Si vous avez entre 12 à 25 ans, vous êtes censés connaître, au moins de nom, Naruto. Naruto le fameux ninja de Konoha orphelin qui veut devenir Hokage, protéger les siens et ainsi de suite.
Ce n’est pas Naruto en lui-même qui est intéressant, mais son rival : Sasuke.
Inversons maintenant les rôles pour pouvoir coller à la situation de PNL, c’est-à-dire celle où N.O.S est le plus jeune et Ademo le plus vieux.
Itachi est le cadet, et Sasuke est l’ainé.

L’ainé Sasuke est rongé par les mauvais sentiments. La ségrégation, la vie en marge des autres, le deal de rouleaux de techniques interdites pour survivre et tout le reste finit par justifier la haine qu’il porte pour tous (ptn...).

« J’préfère être franc j’vous déteste tous. »
« Si tout ça se résume à raconter ma haine, priez pour qu’un jour je change de thème »
« Victime de ma haine »
« Toujours au départ, jamais sans les miens, jamais sans ma haine »
« Tant d'haine s'évacue d'mon corps et crée la tempête »

A mon sens, si on doit séparer Ademo et N.O.S en deux entités distinctes pour pouvoir retenir des thématiques propres, j’aurais tendance à penser qu’Ademo parle de misanthropie, de haine humaine et consort. A tel point qu’il en vient à développer une peur de la démonstration sentimentale :
« J’essaie d’ouvrir mon cœur.

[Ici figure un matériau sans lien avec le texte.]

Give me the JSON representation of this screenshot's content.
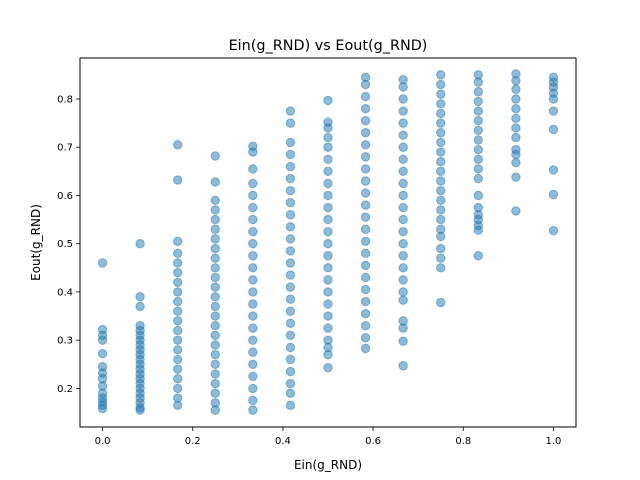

Chelou comme ça fait peur ». Sasuke n’y peut malheureusement rien : élevé dans un environnement hostile, sans mère, comment peut-il développer autre chose que de tels sentiments ?

Attention néanmoins.
Si Ademo parle énormément de haine et semble avoir beaucoup de mal avec les gens de manière générale –et de façon beaucoup plus sincère qu’un énième rappeur qui dirait « j’aime pas les humains jpréfère les chiens »- le disque est avant tout une ode à l’amour familial, et surtout fraternel. Après tout, Itachi était tout pour Sasuke…

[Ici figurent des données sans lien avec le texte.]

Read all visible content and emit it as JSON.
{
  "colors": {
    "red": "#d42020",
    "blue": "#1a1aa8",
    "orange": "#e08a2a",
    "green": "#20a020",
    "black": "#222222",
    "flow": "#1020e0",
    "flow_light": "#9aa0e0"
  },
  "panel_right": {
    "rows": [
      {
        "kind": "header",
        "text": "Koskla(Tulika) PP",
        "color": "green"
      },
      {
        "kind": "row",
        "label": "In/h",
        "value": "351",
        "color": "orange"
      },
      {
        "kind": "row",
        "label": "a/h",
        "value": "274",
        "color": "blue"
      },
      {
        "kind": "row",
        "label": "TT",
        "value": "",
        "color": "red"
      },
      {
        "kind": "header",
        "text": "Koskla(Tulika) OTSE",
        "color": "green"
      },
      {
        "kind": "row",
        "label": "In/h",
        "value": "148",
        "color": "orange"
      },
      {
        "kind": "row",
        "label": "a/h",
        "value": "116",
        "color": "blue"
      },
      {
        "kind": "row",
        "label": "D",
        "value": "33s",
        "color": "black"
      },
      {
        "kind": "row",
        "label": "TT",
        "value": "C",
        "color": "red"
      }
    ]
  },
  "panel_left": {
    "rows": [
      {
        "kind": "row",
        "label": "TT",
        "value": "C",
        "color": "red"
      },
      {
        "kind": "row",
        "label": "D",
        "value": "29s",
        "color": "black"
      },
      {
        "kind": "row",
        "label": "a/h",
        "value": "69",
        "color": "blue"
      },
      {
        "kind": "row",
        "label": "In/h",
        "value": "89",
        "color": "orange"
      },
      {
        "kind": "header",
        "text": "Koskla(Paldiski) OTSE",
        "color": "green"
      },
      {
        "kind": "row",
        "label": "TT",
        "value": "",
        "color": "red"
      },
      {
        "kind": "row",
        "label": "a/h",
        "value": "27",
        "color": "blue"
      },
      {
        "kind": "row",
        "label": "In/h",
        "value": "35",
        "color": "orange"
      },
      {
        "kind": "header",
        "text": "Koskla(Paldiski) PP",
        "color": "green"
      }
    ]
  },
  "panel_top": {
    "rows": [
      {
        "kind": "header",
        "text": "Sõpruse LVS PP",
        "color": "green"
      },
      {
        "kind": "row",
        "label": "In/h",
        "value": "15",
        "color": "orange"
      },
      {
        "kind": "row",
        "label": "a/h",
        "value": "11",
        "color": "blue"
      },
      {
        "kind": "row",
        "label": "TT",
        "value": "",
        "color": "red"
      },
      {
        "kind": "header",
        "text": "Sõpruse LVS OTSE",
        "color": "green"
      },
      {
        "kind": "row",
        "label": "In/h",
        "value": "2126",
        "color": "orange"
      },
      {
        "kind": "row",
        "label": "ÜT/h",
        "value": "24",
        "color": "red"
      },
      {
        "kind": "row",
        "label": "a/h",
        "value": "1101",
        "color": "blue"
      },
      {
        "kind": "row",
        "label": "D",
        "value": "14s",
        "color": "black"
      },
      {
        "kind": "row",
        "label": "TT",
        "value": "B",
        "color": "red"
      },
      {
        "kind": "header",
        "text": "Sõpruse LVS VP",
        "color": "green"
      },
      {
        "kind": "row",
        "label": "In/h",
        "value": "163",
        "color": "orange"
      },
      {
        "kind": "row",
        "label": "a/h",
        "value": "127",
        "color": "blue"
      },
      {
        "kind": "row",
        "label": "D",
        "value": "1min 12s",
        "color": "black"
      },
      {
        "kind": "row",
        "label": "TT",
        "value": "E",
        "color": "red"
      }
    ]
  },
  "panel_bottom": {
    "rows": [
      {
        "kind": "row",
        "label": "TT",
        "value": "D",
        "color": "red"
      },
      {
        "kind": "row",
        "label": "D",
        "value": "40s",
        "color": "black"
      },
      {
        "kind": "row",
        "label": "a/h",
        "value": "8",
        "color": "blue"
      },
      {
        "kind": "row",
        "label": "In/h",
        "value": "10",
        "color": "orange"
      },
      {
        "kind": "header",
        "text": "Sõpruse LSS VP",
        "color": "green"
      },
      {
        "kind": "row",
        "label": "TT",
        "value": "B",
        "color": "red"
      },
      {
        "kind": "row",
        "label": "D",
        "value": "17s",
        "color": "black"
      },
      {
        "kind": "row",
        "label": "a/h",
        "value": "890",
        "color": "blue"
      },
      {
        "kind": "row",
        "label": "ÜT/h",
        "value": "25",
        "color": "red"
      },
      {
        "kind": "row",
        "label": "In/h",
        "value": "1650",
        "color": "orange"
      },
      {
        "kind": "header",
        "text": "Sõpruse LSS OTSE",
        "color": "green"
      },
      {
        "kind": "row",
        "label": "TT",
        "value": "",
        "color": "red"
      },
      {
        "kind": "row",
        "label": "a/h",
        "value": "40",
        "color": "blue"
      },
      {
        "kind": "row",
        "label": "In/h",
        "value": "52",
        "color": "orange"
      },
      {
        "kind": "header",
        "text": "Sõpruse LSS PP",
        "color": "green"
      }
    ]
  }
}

J’suis plus Tarik que Nabil

N.O.S jouant le rôle de Itachi, il se retrouve alors à être le plus aimant, celui qui sacrifierait sa vie et plus encore s’il le pouvait afin de sauver son frère de la haine qui le ronge et du village qui l’a brisé. Il est toujours présent pour son frère, peu importe ce qu’il se passe. Ademo disait même : « La première fois que je suis bétom j’ai laissé le terrain à Nabil »
L’argent de la musique étant suffisant pour ne plus être dans l’illégal, tout ce qui parle de deal passe alors au second plan, en retrait. Reste alors uniquement la confiance et l’amour que se portent les deux frères.
Tout se résume alors en 5 mesures :

« J'ai grandi dans le zoo, j'suivais les cris dans la jungle, les pas de grand frère
Papa nous a cogné tête contre tête, nous a dit : "J'veux un amour en fer
J'veux personne entre vous, même pas moi, même pas les anges de l'Enfer"
J'ai aimé mon frère plus que ma vie, comme me l'a appris mon père
Chaque rêve, chaque cauchemar, chaque ennemi, chaque euro : partagés »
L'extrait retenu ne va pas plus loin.